Text Mining: Social Media

An introduction to text mining resources at Columbia University

Social Media

Text mining social media presents special challenges to researchers. At the same time, the social media platforms lure researchers in with their breadth and access to the current Zeitgeist.

There is no "too early" to begin building a corpus of social media. Posts can get deleted and pages can have their permissions changed. Simply put, the very ephemerality of social media that makes it so appealing presents challenges for capturing it. If timing were not enough of a challenge, every platform has different requirements and rules. What follows is an incomplete list of platforms with guides towards building corpora with them.

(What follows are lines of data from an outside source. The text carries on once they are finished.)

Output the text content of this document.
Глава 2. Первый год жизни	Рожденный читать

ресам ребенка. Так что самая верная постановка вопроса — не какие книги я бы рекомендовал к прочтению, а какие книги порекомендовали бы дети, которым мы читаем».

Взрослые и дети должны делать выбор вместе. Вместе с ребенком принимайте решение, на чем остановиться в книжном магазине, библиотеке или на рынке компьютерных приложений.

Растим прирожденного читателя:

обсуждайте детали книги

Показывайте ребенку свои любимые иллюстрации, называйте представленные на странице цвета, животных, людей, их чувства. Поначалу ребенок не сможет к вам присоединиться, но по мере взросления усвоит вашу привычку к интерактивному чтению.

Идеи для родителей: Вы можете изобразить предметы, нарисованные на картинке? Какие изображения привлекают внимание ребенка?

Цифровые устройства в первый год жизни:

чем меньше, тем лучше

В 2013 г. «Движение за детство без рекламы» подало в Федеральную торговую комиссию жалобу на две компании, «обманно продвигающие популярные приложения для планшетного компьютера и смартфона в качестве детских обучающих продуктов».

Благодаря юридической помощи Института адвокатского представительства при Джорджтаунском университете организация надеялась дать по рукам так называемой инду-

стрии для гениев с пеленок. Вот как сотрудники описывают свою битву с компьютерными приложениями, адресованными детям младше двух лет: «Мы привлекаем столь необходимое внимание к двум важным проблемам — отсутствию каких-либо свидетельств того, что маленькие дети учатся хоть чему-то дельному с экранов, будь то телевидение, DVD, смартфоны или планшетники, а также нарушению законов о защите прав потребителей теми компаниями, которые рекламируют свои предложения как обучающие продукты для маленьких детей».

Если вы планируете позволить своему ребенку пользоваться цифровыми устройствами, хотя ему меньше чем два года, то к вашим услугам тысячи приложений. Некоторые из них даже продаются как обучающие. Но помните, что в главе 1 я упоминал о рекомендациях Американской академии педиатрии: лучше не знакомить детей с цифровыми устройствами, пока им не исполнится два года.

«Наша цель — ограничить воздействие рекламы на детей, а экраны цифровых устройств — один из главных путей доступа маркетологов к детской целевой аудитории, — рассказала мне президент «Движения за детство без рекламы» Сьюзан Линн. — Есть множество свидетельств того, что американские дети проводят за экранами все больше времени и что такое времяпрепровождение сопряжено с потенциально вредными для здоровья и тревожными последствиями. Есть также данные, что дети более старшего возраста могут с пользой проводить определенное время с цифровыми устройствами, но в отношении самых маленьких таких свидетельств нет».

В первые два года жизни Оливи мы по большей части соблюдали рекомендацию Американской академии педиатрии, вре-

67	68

Social media researchers may also benefit from keeping the SOMAR (Social Media Archive hosted by ICPSR) in mind. It hosts already existing datasets from social media and makes new ones available for sharing, meaning your corpus may already exist or you may have a place to deposit your corpus once you have completed your research.

Facebook

Facebook prohibits automated collection of data explicitly both in their robots.txt file and in their site scraping terms of service. Researchers, however, can apply for permission to access the Meta Content Library and Content Library API. These two, related products replace CrowdTangle. Meta Content Library is a web-based tool that does not permit data to be exported. Researchers eager to build corpora should use the Content Library API, which is accessed through a secure virtual data enclave. Applications to both products are independently reviewed by SOMAR/ICPSR, and Meta has provided documentation for both products. We librarians do not yet have experience with either product.

 

Instagram

Like with Facebook, researchers, can apply for permission to access the Meta Content Library and Content Library API. These two, related products replace CrowdTangle. Meta Content Library is a web-based tool that does not permit data to be exported. Researchers eager to build corpora should use the Content Library API, which is accessed through a secure virtual data enclave. Applications to both products are independently reviewed by SOMAR/ICPSR, and Meta has provided documentation for both products. We librarians do not yet have experience with either product.

 

Reddit

Reddit does allow use of their data for non-commercial research purposes. As of 2023, the rules have changed somewhat. Nevertheless, you can contact Reddit to request research access

 

Twitter/X

Twitter/X has what I consider to be an antagonistic relationship with academic research, which is a newer phenomenon. In the past, it was reasonably straightforward for researchers to gain access to large chunks of the archive. Today, however, any kind of programmatic access to pulling tweets (as opposed to just posting new ones) requires a paid subscription. Additionally, Twitter’s search, as they explain clearly, focuses on relevance and not completeness and relies on a sample of all recent tweets, meaning that building a comprehensive, historical archive of tweets on any particular topic is practically impossible without access to the top subscription tier. The popular python library Tweepy works with the new API, but it does not provide a way around having to pay for API access.

 

Youtube

Youtube provides a public API that researchers can use to build corpora of videos and comments. Furthermore, Youtube has a GitHub repository with code samples using the API in a variety of languages, including Python (very detailed), Ruby, and JavaScript. Alex, from CuriousGnu, has put together a blog post that indicates some of what's possible with the public API.